The tax treatment has similarities to the tax treatment of trading stock namely:
- each income year an entity must compare the value of all registered emissions units held by it at the beginning and end of the income year and any increase in value at the end of the year will be included in assessable income and a reduction in value at the end of the year will be an allowable deduction
- deductions for expenditure incurred in acquiring or disposing of registered emissions units and amounts included in assessable income for the sale of registered emissions units, will be brought to account on a gross basis rather than on a net profit basis.
There are three valuation methods that may be used namely the FIFO cost method (first in first out), the actual cost method; or the market value method. The default method is FIFO cost method if a choice is not made as to which method to use.
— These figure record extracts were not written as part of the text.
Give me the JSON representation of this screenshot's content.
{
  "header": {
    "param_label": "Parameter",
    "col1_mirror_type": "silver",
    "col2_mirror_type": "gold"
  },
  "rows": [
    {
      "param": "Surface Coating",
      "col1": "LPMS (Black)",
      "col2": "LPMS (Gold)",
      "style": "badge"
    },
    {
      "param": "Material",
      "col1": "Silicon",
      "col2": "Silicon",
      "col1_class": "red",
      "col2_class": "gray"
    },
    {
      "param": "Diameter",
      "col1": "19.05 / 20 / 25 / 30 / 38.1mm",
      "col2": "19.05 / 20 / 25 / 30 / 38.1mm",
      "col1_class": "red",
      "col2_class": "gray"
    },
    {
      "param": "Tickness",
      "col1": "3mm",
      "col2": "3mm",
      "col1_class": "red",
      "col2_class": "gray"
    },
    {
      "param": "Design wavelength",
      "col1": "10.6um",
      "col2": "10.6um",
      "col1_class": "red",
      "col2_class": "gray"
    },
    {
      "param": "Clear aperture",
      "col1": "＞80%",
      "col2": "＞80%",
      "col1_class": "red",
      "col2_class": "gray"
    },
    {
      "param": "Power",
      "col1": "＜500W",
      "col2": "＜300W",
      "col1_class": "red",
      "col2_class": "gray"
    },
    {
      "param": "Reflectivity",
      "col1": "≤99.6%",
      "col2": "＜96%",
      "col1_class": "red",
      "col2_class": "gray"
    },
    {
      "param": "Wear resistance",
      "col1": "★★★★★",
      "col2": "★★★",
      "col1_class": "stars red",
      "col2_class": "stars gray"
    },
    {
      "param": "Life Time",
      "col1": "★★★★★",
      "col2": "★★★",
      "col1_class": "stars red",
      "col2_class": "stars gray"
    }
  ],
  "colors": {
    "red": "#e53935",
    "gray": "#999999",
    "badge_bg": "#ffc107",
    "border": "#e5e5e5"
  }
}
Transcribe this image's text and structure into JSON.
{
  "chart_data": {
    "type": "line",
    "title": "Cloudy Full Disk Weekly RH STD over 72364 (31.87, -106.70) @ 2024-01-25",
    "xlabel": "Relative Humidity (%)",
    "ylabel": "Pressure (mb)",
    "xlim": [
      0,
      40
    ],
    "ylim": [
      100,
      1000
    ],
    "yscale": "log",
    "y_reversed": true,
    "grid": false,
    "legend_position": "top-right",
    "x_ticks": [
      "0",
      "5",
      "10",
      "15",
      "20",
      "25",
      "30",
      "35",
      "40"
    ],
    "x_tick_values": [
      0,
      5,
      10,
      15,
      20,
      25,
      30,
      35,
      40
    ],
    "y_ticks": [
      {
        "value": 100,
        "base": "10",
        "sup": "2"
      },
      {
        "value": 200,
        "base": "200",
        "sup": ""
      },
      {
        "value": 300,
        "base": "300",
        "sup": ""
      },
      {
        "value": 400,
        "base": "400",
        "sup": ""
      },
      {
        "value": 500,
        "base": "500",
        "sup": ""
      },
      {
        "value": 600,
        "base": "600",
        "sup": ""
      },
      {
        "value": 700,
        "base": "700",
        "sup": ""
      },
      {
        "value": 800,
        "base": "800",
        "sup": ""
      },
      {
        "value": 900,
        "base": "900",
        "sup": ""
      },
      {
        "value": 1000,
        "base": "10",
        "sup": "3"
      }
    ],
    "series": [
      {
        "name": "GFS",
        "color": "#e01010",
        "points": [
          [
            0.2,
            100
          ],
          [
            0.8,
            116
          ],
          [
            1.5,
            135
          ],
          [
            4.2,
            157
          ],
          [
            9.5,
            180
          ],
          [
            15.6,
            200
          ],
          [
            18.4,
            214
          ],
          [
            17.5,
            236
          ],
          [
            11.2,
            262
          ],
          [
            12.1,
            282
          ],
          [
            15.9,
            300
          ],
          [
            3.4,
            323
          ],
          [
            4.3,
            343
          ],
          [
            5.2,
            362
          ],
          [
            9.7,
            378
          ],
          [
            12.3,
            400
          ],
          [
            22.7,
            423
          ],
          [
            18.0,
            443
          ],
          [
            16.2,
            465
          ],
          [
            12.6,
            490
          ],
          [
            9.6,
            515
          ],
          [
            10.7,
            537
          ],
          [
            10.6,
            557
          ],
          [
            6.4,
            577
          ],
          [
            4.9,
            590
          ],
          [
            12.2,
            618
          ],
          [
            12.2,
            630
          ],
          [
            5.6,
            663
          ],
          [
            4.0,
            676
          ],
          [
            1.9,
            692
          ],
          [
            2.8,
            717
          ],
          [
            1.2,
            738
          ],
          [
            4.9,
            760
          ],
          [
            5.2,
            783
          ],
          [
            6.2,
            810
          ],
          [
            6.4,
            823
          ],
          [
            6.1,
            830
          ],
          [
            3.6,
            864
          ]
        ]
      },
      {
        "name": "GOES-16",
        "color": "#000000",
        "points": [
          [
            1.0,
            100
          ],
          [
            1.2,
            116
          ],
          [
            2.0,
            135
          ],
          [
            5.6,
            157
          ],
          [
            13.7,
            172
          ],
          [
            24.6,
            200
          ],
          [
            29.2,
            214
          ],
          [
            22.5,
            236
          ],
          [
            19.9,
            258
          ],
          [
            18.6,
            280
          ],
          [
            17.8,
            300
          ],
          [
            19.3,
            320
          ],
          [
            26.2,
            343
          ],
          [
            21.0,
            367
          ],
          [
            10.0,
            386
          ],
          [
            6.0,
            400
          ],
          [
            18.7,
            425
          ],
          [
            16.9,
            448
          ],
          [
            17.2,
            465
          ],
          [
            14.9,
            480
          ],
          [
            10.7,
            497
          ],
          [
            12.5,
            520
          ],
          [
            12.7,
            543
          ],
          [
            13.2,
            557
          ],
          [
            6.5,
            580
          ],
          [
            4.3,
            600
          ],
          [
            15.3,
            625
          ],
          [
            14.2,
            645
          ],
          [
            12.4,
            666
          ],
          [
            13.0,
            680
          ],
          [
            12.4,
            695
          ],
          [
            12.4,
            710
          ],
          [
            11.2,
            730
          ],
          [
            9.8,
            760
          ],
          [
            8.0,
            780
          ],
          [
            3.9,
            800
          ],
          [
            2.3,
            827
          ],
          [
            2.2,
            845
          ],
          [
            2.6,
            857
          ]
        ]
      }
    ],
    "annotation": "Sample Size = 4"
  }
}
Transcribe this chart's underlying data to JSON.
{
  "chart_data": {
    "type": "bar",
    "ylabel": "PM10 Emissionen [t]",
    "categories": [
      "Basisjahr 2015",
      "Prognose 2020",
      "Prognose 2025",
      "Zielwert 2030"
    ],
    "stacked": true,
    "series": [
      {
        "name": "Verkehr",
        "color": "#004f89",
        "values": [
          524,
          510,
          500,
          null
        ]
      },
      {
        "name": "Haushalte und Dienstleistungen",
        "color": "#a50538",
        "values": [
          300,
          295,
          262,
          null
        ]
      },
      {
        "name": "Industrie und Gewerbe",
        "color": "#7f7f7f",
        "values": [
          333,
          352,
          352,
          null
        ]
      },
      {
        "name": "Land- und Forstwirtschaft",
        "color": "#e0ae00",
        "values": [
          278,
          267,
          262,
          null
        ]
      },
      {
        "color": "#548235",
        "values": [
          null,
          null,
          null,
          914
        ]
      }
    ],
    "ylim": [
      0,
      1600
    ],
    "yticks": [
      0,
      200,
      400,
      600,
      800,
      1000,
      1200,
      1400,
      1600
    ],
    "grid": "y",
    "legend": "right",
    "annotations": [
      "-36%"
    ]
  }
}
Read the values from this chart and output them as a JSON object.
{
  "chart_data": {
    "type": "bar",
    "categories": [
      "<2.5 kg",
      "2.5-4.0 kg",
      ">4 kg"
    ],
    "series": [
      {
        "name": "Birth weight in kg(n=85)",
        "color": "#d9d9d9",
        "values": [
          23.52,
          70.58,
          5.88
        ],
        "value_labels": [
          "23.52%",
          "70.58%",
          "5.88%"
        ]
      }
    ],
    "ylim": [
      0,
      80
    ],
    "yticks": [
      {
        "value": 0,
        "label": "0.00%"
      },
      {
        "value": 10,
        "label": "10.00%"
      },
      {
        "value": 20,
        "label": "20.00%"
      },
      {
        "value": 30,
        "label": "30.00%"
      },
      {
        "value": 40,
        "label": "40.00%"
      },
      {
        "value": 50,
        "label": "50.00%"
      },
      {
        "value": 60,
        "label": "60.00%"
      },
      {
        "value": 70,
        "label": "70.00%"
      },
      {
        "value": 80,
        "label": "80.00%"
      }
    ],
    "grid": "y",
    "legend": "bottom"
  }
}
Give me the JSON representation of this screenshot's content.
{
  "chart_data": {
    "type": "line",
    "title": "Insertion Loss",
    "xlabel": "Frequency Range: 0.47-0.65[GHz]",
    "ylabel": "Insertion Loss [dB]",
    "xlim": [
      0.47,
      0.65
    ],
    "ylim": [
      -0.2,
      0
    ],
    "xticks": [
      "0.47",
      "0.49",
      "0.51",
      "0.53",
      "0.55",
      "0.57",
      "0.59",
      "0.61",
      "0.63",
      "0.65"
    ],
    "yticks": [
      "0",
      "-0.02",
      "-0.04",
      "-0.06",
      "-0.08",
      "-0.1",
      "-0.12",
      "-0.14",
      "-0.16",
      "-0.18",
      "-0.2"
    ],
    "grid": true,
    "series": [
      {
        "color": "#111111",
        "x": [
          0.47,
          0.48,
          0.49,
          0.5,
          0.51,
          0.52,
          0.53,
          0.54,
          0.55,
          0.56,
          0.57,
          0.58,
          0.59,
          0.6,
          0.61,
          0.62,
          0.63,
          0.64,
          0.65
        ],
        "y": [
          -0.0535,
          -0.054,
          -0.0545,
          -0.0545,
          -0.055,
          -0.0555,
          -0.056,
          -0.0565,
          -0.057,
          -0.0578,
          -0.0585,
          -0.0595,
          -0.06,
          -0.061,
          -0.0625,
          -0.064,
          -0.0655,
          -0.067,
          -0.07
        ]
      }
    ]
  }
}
There are deemed market value rules applying to dealings in units that are not on arm’s length terms.
Where carbon units are issued for free:
- the entity that receives the free carbon unit cannot claim any deduction for expenditure incurred in becoming the holder of the unit
- the benefit of having valuable units issued for free will not be assessed for tax to the entity when the free unit is issued but if during the fixedprice phase (1 July 2012 to 30 June 2015), free units are sold back to the Clean Energy Regulator, the price received from the sale will be included in the assessable income of the entity.
- For tax consolidated groups, amendments have been made to the tax cost setting rules to include registered emissions units.
However where tax consolidated groups have tax sharing agreements, a review should be undertaken to ensure that those agreements deal with the new provisions to ensure that the provisions of the agreement are sufficiently wide to ensure that the appropriate tax and accounting outcomes are achieved in relation to the taxation treatment of the registered emission units.